In the wake of the earthquake, there was multiple reports of shaking and a “loud thud” as seismic waves rattled through the region.
The tremor comes just three months after a 2.7 magnitude earthquake struck near Newdigate on April 1, Easter Sunday.
It was the first earthquake to be recorded in the region for more than 250 years.
“Typical reports describe ‘the whole house shook for a couple of seconds’, ‘there was a rumbling then a dull explosion that I felt through the floor’, ‘we were sitting on the edge of the bed which trembled’, ‘was a loud thud then a momentary shaking of the house’ and “the furniture seemed to shake’.”
Following the earthquake at Easter, David Galloway, a seismologist for BGS, described the tremor as “rare” given how irregular they are in the county.
He said: “We get 250 earthquakes a year in the UK so it’s not uncommon but it’s extremely rare to get one in Surrey.
“Only 20% of all earthquakes in the country are felt but most have their epicentre in north west Scotland or the Welsh borders but never in Surrey.”
“Whole flat shook”
Rhys James, who works in Dorking, said he noticed the tremor this afternoon after seeing his “car had moved” due to the vibrations.
Another resident wrote on Twitter: “Anyone else in Dorking feel an earthquake just now?

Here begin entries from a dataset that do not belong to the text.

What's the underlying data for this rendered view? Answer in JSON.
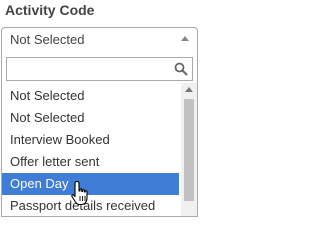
{
  "field": {
    "label": "Activity Code"
  },
  "select": {
    "selected": "Not Selected",
    "arrow_icon": "chevron-up-icon"
  },
  "search": {
    "value": "",
    "placeholder": "",
    "icon": "search-icon"
  },
  "options": [
    {
      "label": "Not Selected",
      "highlighted": false
    },
    {
      "label": "Not Selected",
      "highlighted": false
    },
    {
      "label": "Interview Booked",
      "highlighted": false
    },
    {
      "label": "Offer letter sent",
      "highlighted": false
    },
    {
      "label": "Open Day",
      "highlighted": true
    },
    {
      "label": "Passport details received",
      "highlighted": false
    }
  ],
  "colors": {
    "highlight": "#3f7dd6",
    "border": "#aaaaaa"
  },
  "cursor": "hand-pointer-icon"
}
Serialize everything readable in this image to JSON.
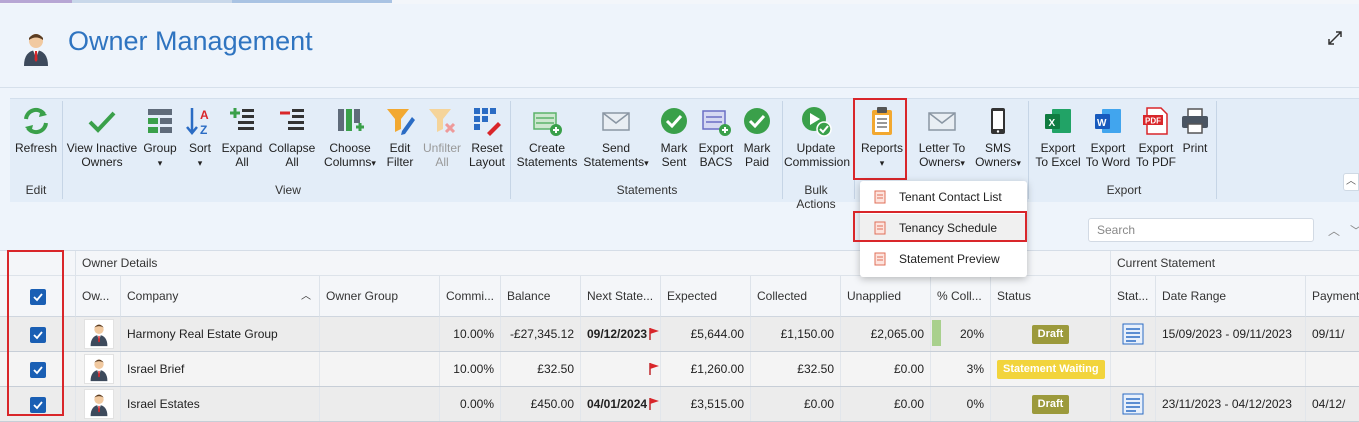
{
  "page": {
    "title": "Owner Management"
  },
  "ribbon": {
    "groups": {
      "edit": "Edit",
      "view": "View",
      "statements": "Statements",
      "bulk_actions": "Bulk Actions",
      "export": "Export"
    },
    "buttons": {
      "refresh": "Refresh",
      "view_inactive_1": "View Inactive",
      "view_inactive_2": "Owners",
      "group": "Group",
      "sort": "Sort",
      "expand_1": "Expand",
      "expand_2": "All",
      "collapse_1": "Collapse",
      "collapse_2": "All",
      "choose_1": "Choose",
      "choose_2": "Columns",
      "edit_filter_1": "Edit",
      "edit_filter_2": "Filter",
      "unfilter_1": "Unfilter",
      "unfilter_2": "All",
      "reset_1": "Reset",
      "reset_2": "Layout",
      "create_1": "Create",
      "create_2": "Statements",
      "send_1": "Send",
      "send_2": "Statements",
      "mark_sent_1": "Mark",
      "mark_sent_2": "Sent",
      "export_bacs_1": "Export",
      "export_bacs_2": "BACS",
      "mark_paid_1": "Mark",
      "mark_paid_2": "Paid",
      "update_comm_1": "Update",
      "update_comm_2": "Commission",
      "reports": "Reports",
      "letter_1": "Letter To",
      "letter_2": "Owners",
      "sms_1": "SMS",
      "sms_2": "Owners",
      "excel_1": "Export",
      "excel_2": "To Excel",
      "word_1": "Export",
      "word_2": "To Word",
      "pdf_1": "Export",
      "pdf_2": "To PDF",
      "print": "Print"
    }
  },
  "reports_menu": {
    "items": [
      "Tenant Contact List",
      "Tenancy Schedule",
      "Statement Preview"
    ]
  },
  "search": {
    "placeholder": "Search"
  },
  "grid": {
    "group_headers": {
      "owner_details": "Owner Details",
      "current_statement": "Current Statement"
    },
    "columns": [
      "Ow...",
      "Company",
      "Owner Group",
      "Commi...",
      "Balance",
      "Next State...",
      "Expected",
      "Collected",
      "Unapplied",
      "% Coll...",
      "Status",
      "Stat...",
      "Date Range",
      "Payment"
    ],
    "rows": [
      {
        "company": "Harmony Real Estate Group",
        "owner_group": "",
        "commission": "10.00%",
        "balance": "-£27,345.12",
        "next_statement": "09/12/2023",
        "expected": "£5,644.00",
        "collected": "£1,150.00",
        "unapplied": "£2,065.00",
        "pct": "20%",
        "pct_value": 0.2,
        "status": "Draft",
        "date_range": "15/09/2023 - 09/11/2023",
        "payment": "09/11/"
      },
      {
        "company": "Israel Brief",
        "owner_group": "",
        "commission": "10.00%",
        "balance": "£32.50",
        "next_statement": "",
        "expected": "£1,260.00",
        "collected": "£32.50",
        "unapplied": "£0.00",
        "pct": "3%",
        "pct_value": 0.03,
        "status": "Statement Waiting",
        "date_range": "",
        "payment": ""
      },
      {
        "company": "Israel Estates",
        "owner_group": "",
        "commission": "0.00%",
        "balance": "£450.00",
        "next_statement": "04/01/2024",
        "expected": "£3,515.00",
        "collected": "£0.00",
        "unapplied": "£0.00",
        "pct": "0%",
        "pct_value": 0,
        "status": "Draft",
        "date_range": "23/11/2023 - 04/12/2023",
        "payment": "04/12/"
      }
    ]
  },
  "colors": {
    "accent": "#2f74c0",
    "draft": "#9c9a3c",
    "waiting": "#f2d43c",
    "checkbox": "#1a5fb4",
    "highlight": "#d9262a"
  }
}
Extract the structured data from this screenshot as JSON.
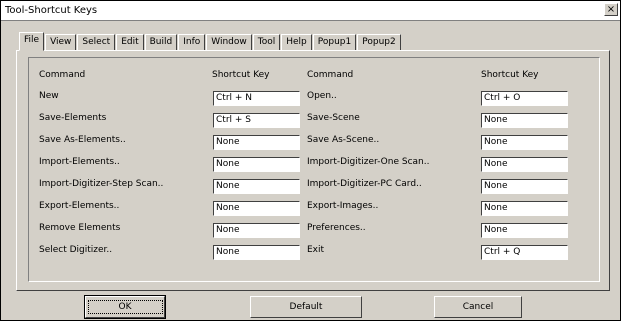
{
  "window": {
    "title": "Tool-Shortcut Keys",
    "close_glyph": "×"
  },
  "tabs": [
    "File",
    "View",
    "Select",
    "Edit",
    "Build",
    "Info",
    "Window",
    "Tool",
    "Help",
    "Popup1",
    "Popup2"
  ],
  "headers": {
    "command": "Command",
    "shortcut": "Shortcut Key"
  },
  "left_commands": [
    {
      "label": "New",
      "key": "Ctrl + N"
    },
    {
      "label": "Save-Elements",
      "key": "Ctrl + S"
    },
    {
      "label": "Save As-Elements..",
      "key": "None"
    },
    {
      "label": "Import-Elements..",
      "key": "None"
    },
    {
      "label": "Import-Digitizer-Step Scan..",
      "key": "None"
    },
    {
      "label": "Export-Elements..",
      "key": "None"
    },
    {
      "label": "Remove Elements",
      "key": "None"
    },
    {
      "label": "Select Digitizer..",
      "key": "None"
    }
  ],
  "right_commands": [
    {
      "label": "Open..",
      "key": "Ctrl + O"
    },
    {
      "label": "Save-Scene",
      "key": "None"
    },
    {
      "label": "Save As-Scene..",
      "key": "None"
    },
    {
      "label": "Import-Digitizer-One Scan..",
      "key": "None"
    },
    {
      "label": "Import-Digitizer-PC Card..",
      "key": "None"
    },
    {
      "label": "Export-Images..",
      "key": "None"
    },
    {
      "label": "Preferences..",
      "key": "None"
    },
    {
      "label": "Exit",
      "key": "Ctrl + Q"
    }
  ],
  "buttons": {
    "ok": "OK",
    "default": "Default",
    "cancel": "Cancel"
  }
}
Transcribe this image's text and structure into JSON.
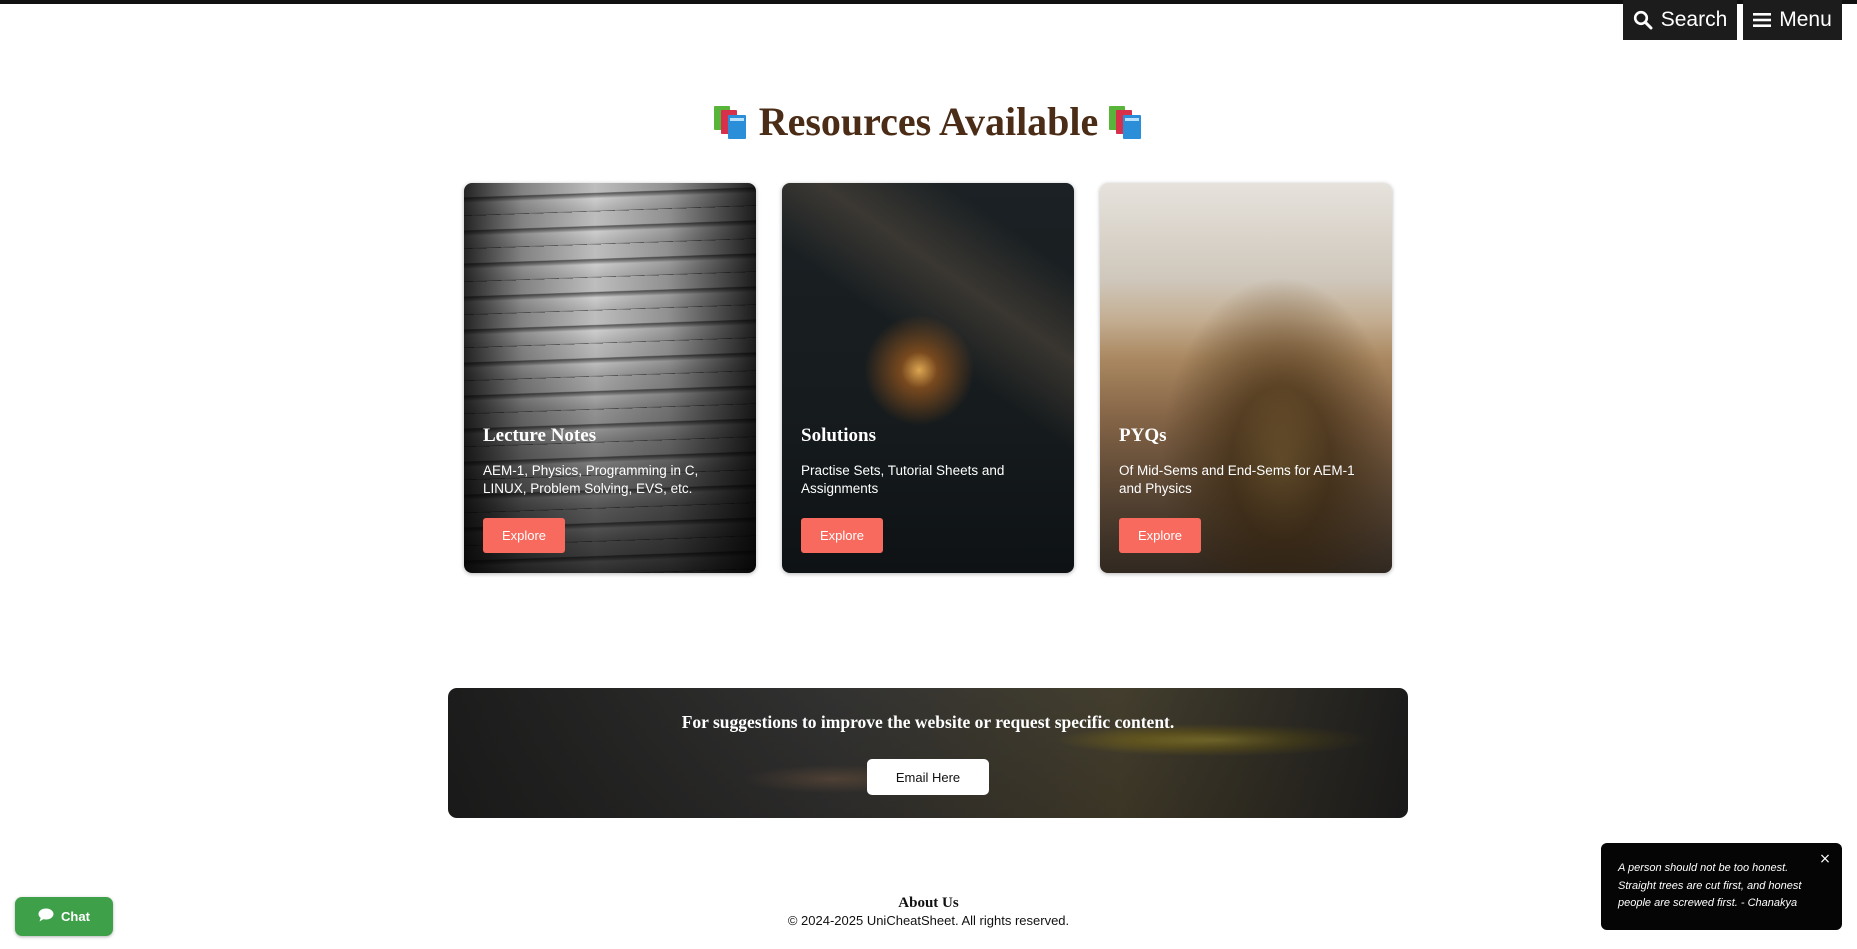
{
  "header": {
    "search_label": "Search",
    "menu_label": "Menu"
  },
  "resources": {
    "title": "Resources Available",
    "cards": [
      {
        "title": "Lecture Notes",
        "description": "AEM-1, Physics, Programming in C, LINUX, Problem Solving, EVS, etc.",
        "button": "Explore"
      },
      {
        "title": "Solutions",
        "description": "Practise Sets, Tutorial Sheets and Assignments",
        "button": "Explore"
      },
      {
        "title": "PYQs",
        "description": "Of Mid-Sems and End-Sems for AEM-1 and Physics",
        "button": "Explore"
      }
    ]
  },
  "suggestions": {
    "text": "For suggestions to improve the website or request specific content.",
    "button": "Email Here"
  },
  "footer": {
    "about": "About Us",
    "copyright": "© 2024-2025 UniCheatSheet. All rights reserved."
  },
  "chat": {
    "label": "Chat"
  },
  "quote": {
    "text": "A person should not be too honest. Straight trees are cut first, and honest people are screwed first. - Chanakya",
    "close": "×"
  },
  "colors": {
    "heading": "#4a2c17",
    "explore_button": "#f86a5e",
    "chat_button": "#3fa04a",
    "top_buttons": "#1c1c1c"
  },
  "icons": {
    "search": "search-icon",
    "menu": "hamburger-menu-icon",
    "books": "books-icon",
    "chat": "chat-bubble-icon",
    "close": "close-icon"
  }
}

Whole flat shook. Could’ve been someone moving a sofa though.”
Chas Cowie, 68, from the Mole Valley Geological Society said the earthquake was caused by “some minor movement with the plates”.
A “release of pressure” following the earthquake at Easter may have caused the plates to move, he said.
He said: “It’s 2.6 on the Richter scale. There are probably about a million of those a year around the world, so it’s something that’s felt slightly but there wouldn’t be any damage to buildings or anything like that.”
“It’s just a case of some minor movement with the plates.”